When dealing with an electron in a magnetic field, remember that the magnetic force only changes the direction of motion, not the speed. Thus, the de-Broglie wavelength remains unaffected.

Answer 1

The Correct Option is D

Given: an electron (mass \(m\), charge \(-e\)) enters a uniform magnetic field \(\vec{B}=B\hat{j}\) with initial velocity \(\vec{v}=\vec{v_0}\) (where \(v_0>0\)). The de-Broglie wavelength initially is \(\lambda_0\). We need to find its wavelength after time \(t\).

Concept Used:

The magnetic field exerts a force on the moving electron given by the Lorentz force:

\[ \vec{F} = -e(\vec{v}\times\vec{B}). \]

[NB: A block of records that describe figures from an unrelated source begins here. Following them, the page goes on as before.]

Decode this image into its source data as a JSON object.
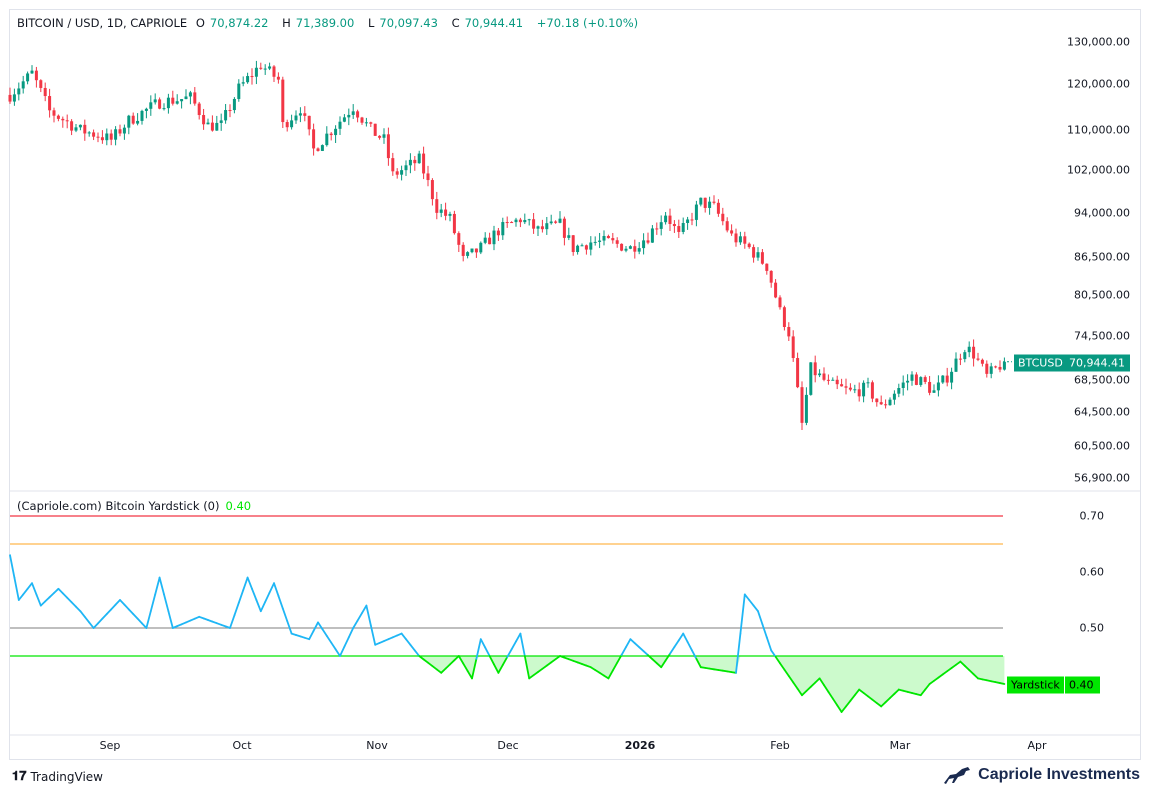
{
  "header": {
    "symbol": "BITCOIN / USD, 1D, CAPRIOLE",
    "open_label": "O",
    "open": "70,874.22",
    "high_label": "H",
    "high": "71,389.00",
    "low_label": "L",
    "low": "70,097.43",
    "close_label": "C",
    "close": "70,944.41",
    "change": "+70.18 (+0.10%)"
  },
  "indicator": {
    "title": "(Capriole.com) Bitcoin Yardstick (0)",
    "value": "0.40"
  },
  "price_axis": [
    "130,000.00",
    "120,000.00",
    "110,000.00",
    "102,000.00",
    "94,000.00",
    "86,500.00",
    "80,500.00",
    "74,500.00",
    "68,500.00",
    "64,500.00",
    "60,500.00",
    "56,900.00"
  ],
  "indicator_axis": [
    "0.70",
    "0.60",
    "0.50"
  ],
  "time_axis": [
    "Sep",
    "Oct",
    "Nov",
    "Dec",
    "2026",
    "Feb",
    "Mar",
    "Apr"
  ],
  "price_tag": {
    "label": "BTCUSD",
    "value": "70,944.41"
  },
  "indicator_tag": {
    "label": "Yardstick",
    "value": "0.40"
  },
  "footer": {
    "left": "TradingView",
    "right": "Capriole Investments"
  },
  "colors": {
    "up": "#089981",
    "down": "#f23645",
    "yardstick_high": "#1fb6f5",
    "yardstick_low": "#00e600",
    "level_red": "#f23645",
    "level_orange": "#ffb74d",
    "level_gray": "#999999",
    "level_green": "#00e600"
  },
  "chart_data": [
    {
      "type": "candlestick",
      "title": "BITCOIN / USD, 1D",
      "scale": "log",
      "ylim": [
        56900,
        130000
      ],
      "x_unit": "days since Aug 9 2025",
      "close_keypoints": [
        [
          0,
          117600
        ],
        [
          5,
          122500
        ],
        [
          9,
          114000
        ],
        [
          16,
          110000
        ],
        [
          20,
          109000
        ],
        [
          23,
          108000
        ],
        [
          27,
          112000
        ],
        [
          34,
          116000
        ],
        [
          41,
          117000
        ],
        [
          45,
          111000
        ],
        [
          48,
          111000
        ],
        [
          52,
          119000
        ],
        [
          57,
          124500
        ],
        [
          61,
          121000
        ],
        [
          62,
          111000
        ],
        [
          66,
          114800
        ],
        [
          69,
          106000
        ],
        [
          73,
          110000
        ],
        [
          78,
          115000
        ],
        [
          82,
          110000
        ],
        [
          85,
          108000
        ],
        [
          87,
          101000
        ],
        [
          91,
          103000
        ],
        [
          93,
          104000
        ],
        [
          97,
          95000
        ],
        [
          100,
          93000
        ],
        [
          103,
          86000
        ],
        [
          107,
          88000
        ],
        [
          111,
          91000
        ],
        [
          116,
          93000
        ],
        [
          120,
          91000
        ],
        [
          125,
          92000
        ],
        [
          128,
          88000
        ],
        [
          132,
          89000
        ],
        [
          136,
          89000
        ],
        [
          141,
          88000
        ],
        [
          145,
          90000
        ],
        [
          149,
          94000
        ],
        [
          152,
          90000
        ],
        [
          157,
          96000
        ],
        [
          160,
          95000
        ],
        [
          164,
          90000
        ],
        [
          168,
          88000
        ],
        [
          172,
          85000
        ],
        [
          175,
          78000
        ],
        [
          177,
          75000
        ],
        [
          180,
          63000
        ],
        [
          182,
          70000
        ],
        [
          186,
          68000
        ],
        [
          191,
          67000
        ],
        [
          195,
          67500
        ],
        [
          198,
          65000
        ],
        [
          201,
          67000
        ],
        [
          205,
          69000
        ],
        [
          208,
          68000
        ],
        [
          210,
          67000
        ],
        [
          213,
          69000
        ],
        [
          217,
          73000
        ],
        [
          219,
          72000
        ],
        [
          222,
          69000
        ],
        [
          226,
          70944
        ]
      ]
    },
    {
      "type": "line",
      "title": "Bitcoin Yardstick",
      "ylim": [
        0.3,
        0.75
      ],
      "levels": [
        0.7,
        0.65,
        0.5,
        0.45
      ],
      "x_unit": "days since Aug 9 2025",
      "keypoints": [
        [
          0,
          0.63
        ],
        [
          2,
          0.55
        ],
        [
          5,
          0.58
        ],
        [
          7,
          0.54
        ],
        [
          11,
          0.57
        ],
        [
          16,
          0.53
        ],
        [
          19,
          0.5
        ],
        [
          25,
          0.55
        ],
        [
          31,
          0.5
        ],
        [
          34,
          0.59
        ],
        [
          37,
          0.5
        ],
        [
          43,
          0.52
        ],
        [
          50,
          0.5
        ],
        [
          54,
          0.59
        ],
        [
          57,
          0.53
        ],
        [
          60,
          0.58
        ],
        [
          64,
          0.49
        ],
        [
          68,
          0.48
        ],
        [
          70,
          0.51
        ],
        [
          75,
          0.45
        ],
        [
          78,
          0.5
        ],
        [
          81,
          0.54
        ],
        [
          83,
          0.47
        ],
        [
          89,
          0.49
        ],
        [
          93,
          0.45
        ],
        [
          98,
          0.42
        ],
        [
          102,
          0.45
        ],
        [
          105,
          0.41
        ],
        [
          107,
          0.48
        ],
        [
          111,
          0.42
        ],
        [
          116,
          0.49
        ],
        [
          118,
          0.41
        ],
        [
          125,
          0.45
        ],
        [
          132,
          0.43
        ],
        [
          136,
          0.41
        ],
        [
          141,
          0.48
        ],
        [
          148,
          0.43
        ],
        [
          153,
          0.49
        ],
        [
          157,
          0.43
        ],
        [
          165,
          0.42
        ],
        [
          167,
          0.56
        ],
        [
          170,
          0.53
        ],
        [
          173,
          0.46
        ],
        [
          180,
          0.38
        ],
        [
          184,
          0.41
        ],
        [
          189,
          0.35
        ],
        [
          193,
          0.39
        ],
        [
          198,
          0.36
        ],
        [
          202,
          0.39
        ],
        [
          207,
          0.38
        ],
        [
          209,
          0.4
        ],
        [
          216,
          0.44
        ],
        [
          220,
          0.41
        ],
        [
          226,
          0.4
        ]
      ]
    }
  ]
}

This force changes the direction of velocity but not its magnitude (since the magnetic force is perpendicular to \(\vec{v}\)). Hence, the speed remains constant.

The de-Broglie wavelength is given by:

\[ \lambda = \frac{h}{p} = \frac{h}{mv}. \] Since \(v\) (the magnitude of velocity) is unchanged, the de-Broglie wavelength also remains constant in time.

 

Step-by-Step Solution:

Step 1: Write the equation of motion:

\[ m\frac{d\vec{v}}{dt} = -e(\vec{v}\times\vec{B}). \]

The magnetic field causes circular motion with angular frequency (cyclotron frequency):

\[ \omega = \frac{eB}{m}. \]

Step 2: The magnitude of velocity remains \(v_0\), only its direction changes with time. Therefore, momentum magnitude \(p=mv_0\) remains constant.

Step 3: Hence, the de-Broglie wavelength at time \(t\) is:

\[ \lambda = \frac{h}{mv_0} = \lambda_0. \]

Final Computation & Result:

\[ \boxed{\lambda(t)=\lambda_0.} \]

The de-Broglie wavelength of the electron remains unchanged with time.

Answer 2

Magnetic field does not work on the speed of the electron because magnetic forces only act perpendicular to the velocity. Thus, the speed of the electron will not change, and consequently, its de-Broglie wavelength will remain the same. The de-Broglie wavelength is given by: \[ \lambda = \frac{h}{mv} \] Since the speed \( v \) does not change due to the magnetic field, the de-Broglie wavelength remains constant at \( \lambda_0 \). Thus, the de-Broglie wavelength at time \( t \) is the same as at \( t = 0 \): \[ \lambda(t) = \lambda_0 \]